New extraction methods
Even with crude oil selling for almost half as much per barrel as it was eight years ago, oil producers are still finding ways to extract it from shale and sandstone deep underground. Using a number of methods including hydraulic fracturing, this oil once considered too expensive to bother with can be recovered and refined. However, it’s still coming at a high cost that is only barely covered by oil’s $50 per barrel price.

What’s more, even high salaries aren’t helping to attract much-needed workers to the area. Bloomberg noted that one well operator was offering around $80,000 per year to fill truck driver positions, and still unable to entice enough people.
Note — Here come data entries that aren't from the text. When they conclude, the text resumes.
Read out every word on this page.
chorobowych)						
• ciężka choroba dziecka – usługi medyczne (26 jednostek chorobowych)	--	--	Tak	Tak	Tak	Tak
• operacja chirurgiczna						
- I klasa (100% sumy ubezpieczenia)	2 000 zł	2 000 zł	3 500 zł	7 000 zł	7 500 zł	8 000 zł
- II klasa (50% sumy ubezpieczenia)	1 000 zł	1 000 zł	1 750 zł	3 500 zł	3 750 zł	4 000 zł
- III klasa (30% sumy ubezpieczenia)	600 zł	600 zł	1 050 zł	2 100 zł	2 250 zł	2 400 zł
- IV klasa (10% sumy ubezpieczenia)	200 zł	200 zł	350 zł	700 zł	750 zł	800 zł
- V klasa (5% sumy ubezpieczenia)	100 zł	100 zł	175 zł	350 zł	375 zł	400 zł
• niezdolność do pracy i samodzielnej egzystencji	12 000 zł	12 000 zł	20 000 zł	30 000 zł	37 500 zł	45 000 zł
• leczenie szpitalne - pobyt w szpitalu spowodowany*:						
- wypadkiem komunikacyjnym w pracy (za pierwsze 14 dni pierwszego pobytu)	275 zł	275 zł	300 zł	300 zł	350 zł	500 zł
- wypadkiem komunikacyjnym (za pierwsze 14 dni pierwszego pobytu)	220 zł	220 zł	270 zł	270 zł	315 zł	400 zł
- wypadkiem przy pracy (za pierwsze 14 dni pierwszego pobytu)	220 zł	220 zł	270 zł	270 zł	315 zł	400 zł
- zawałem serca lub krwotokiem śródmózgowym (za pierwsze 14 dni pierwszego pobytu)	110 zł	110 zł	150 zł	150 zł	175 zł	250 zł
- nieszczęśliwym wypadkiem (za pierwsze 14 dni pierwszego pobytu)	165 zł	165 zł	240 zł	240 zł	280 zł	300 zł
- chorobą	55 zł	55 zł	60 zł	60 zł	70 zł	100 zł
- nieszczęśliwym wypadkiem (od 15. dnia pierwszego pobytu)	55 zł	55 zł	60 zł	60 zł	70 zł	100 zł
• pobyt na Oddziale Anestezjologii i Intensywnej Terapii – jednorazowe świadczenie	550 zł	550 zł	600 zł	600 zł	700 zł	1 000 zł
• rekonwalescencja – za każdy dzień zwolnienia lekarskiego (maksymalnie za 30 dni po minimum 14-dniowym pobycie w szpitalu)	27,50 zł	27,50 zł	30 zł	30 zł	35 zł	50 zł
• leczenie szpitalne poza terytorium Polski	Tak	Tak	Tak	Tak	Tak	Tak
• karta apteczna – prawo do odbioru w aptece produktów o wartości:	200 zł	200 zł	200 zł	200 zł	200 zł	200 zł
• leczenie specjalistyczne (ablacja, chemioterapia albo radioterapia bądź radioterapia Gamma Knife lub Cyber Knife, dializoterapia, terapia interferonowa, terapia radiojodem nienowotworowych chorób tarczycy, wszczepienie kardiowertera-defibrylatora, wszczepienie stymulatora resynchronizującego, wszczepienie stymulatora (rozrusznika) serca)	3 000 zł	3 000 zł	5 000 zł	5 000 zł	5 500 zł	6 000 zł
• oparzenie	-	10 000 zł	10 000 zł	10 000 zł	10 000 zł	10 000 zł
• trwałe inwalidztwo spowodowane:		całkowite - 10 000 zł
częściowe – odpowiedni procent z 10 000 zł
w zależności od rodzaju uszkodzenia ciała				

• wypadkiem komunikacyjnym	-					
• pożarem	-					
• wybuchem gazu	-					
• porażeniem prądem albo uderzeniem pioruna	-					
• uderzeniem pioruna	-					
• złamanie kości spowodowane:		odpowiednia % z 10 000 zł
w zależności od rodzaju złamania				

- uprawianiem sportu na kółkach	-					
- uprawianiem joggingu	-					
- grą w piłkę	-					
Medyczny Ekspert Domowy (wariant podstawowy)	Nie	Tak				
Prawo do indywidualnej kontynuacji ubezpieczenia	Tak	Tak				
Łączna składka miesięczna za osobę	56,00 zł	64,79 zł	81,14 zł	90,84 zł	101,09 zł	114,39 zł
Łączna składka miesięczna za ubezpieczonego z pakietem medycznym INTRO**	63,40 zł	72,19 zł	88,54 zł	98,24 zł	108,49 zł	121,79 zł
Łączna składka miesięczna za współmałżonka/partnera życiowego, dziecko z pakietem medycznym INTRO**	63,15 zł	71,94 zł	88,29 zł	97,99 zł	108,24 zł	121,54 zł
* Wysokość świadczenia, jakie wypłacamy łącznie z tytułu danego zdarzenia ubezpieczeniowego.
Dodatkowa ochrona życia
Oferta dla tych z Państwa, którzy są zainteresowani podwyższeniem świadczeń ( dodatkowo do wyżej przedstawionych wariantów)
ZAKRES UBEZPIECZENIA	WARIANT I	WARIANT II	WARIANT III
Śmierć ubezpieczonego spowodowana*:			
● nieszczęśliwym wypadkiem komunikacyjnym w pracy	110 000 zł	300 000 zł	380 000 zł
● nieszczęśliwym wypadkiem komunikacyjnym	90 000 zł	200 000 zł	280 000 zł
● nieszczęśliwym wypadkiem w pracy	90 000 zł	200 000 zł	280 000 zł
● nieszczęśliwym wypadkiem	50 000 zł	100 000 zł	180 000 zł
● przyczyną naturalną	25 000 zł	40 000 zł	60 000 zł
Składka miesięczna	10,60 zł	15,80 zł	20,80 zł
Buying the land to drill on could even be bankrupting. Oil industry consulting group Wood Mackenzie told Bloomberg that drillers have been paying as much as $60,000 per acre for drilling rights, 50 times more than four years earlier. The list of expenses gets higher down the list: Daily rental rates for drilling rigs average $20,000, compared to $17,000 last year. The price of sand, used to blast and fill holes deep underground, has risen 20 percent to $35 per ton.

If anything has stayed relatively constant in the oil industry, it’s the pervasive sense of uncertainty. Prices for men and materials in the Permian Basin are currently inflated in the hope that these bets will pay off when demand for oil increases. That situation is made even more likely by the fact that OPEC is having moderate success curbing its own output.

At the same time, oil’s fortunes could just as easily fall the other direction. Resources could dry up, not to mention cash or even sheer need for oil. Perhaps consumers in the U.S. and the world over have gotten used to cheap oil, and will take drastic steps to keep it that way. Regardless, volatility has been and likely will remain a hallmark of energy markets.